Writing and talking at the same time


In Part I, Chapter XXVIII of Tolstoy’s War and Peace, there is a scene in which Prince Bolkonski is writing a letter and talking to his son at the same time. The prince is not interspersing the writing with the talking; Tolstoy is clearly conveying the notion that he is formulating a written message while saying something different to his son.
                      Through this description Tolstoy is giving us a sense of the Prince’s lively and restless character. It struck me, however, that this is not something I could imagine happening in real life. It is not just that formulating oneself in one way in writing and in another way in speaking at the same time is very difficult; I’d wish to go further and say that they can’t intelligibly be carried on in parallel. Nor, for instance, do I think one could contribute to one conversation in sign language and to another orally at the same time.
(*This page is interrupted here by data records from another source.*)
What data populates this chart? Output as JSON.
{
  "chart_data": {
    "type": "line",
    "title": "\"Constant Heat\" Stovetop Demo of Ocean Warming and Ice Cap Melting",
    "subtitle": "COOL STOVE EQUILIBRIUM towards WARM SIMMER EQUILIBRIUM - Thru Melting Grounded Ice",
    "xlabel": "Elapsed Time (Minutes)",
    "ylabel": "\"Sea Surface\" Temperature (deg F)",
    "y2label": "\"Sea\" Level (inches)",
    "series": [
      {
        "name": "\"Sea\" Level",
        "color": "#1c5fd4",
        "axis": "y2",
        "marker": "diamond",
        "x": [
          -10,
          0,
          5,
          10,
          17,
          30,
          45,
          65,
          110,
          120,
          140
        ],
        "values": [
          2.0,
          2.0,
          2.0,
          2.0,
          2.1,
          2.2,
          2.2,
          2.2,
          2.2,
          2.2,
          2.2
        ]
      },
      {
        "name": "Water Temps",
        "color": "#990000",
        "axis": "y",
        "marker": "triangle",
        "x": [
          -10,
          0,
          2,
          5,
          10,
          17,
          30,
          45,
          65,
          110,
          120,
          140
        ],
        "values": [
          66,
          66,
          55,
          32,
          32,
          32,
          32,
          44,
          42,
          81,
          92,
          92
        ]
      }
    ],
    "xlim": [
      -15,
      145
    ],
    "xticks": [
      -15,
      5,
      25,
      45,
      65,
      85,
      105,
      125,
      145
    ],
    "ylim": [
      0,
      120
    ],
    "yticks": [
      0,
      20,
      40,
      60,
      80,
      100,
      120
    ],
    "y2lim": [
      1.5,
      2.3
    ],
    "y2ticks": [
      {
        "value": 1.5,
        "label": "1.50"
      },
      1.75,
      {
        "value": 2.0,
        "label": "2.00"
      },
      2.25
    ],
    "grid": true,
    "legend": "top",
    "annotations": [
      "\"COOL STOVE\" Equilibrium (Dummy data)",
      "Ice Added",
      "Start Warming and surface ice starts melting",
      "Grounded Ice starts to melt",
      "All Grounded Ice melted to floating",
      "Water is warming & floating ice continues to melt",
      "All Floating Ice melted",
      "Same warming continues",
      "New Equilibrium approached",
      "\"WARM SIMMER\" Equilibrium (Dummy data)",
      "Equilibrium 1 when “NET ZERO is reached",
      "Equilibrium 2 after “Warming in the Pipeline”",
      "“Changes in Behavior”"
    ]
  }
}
Though one may obviously write and say out loud what one is writing at the same time.
                      It’s not, of course, simply that one can’t do two things at once: one can walk and chew the proverbial gum at the same time, or tie one’s shoelaces and whistle a tune, or talk and drive, etc. And one could talk while signing one’s name, and possibly write while reciting a poem. It’s as if what becomes possible is to say and write different things at the same time and mean them.
                      I think there is an important philosophical point here, but I don’t think I’m philosopher enough to bring it out.
                      Would this be the way to think about it: in order to imagine this happening, we should have to think of two persons (two speakers) inhabiting one body?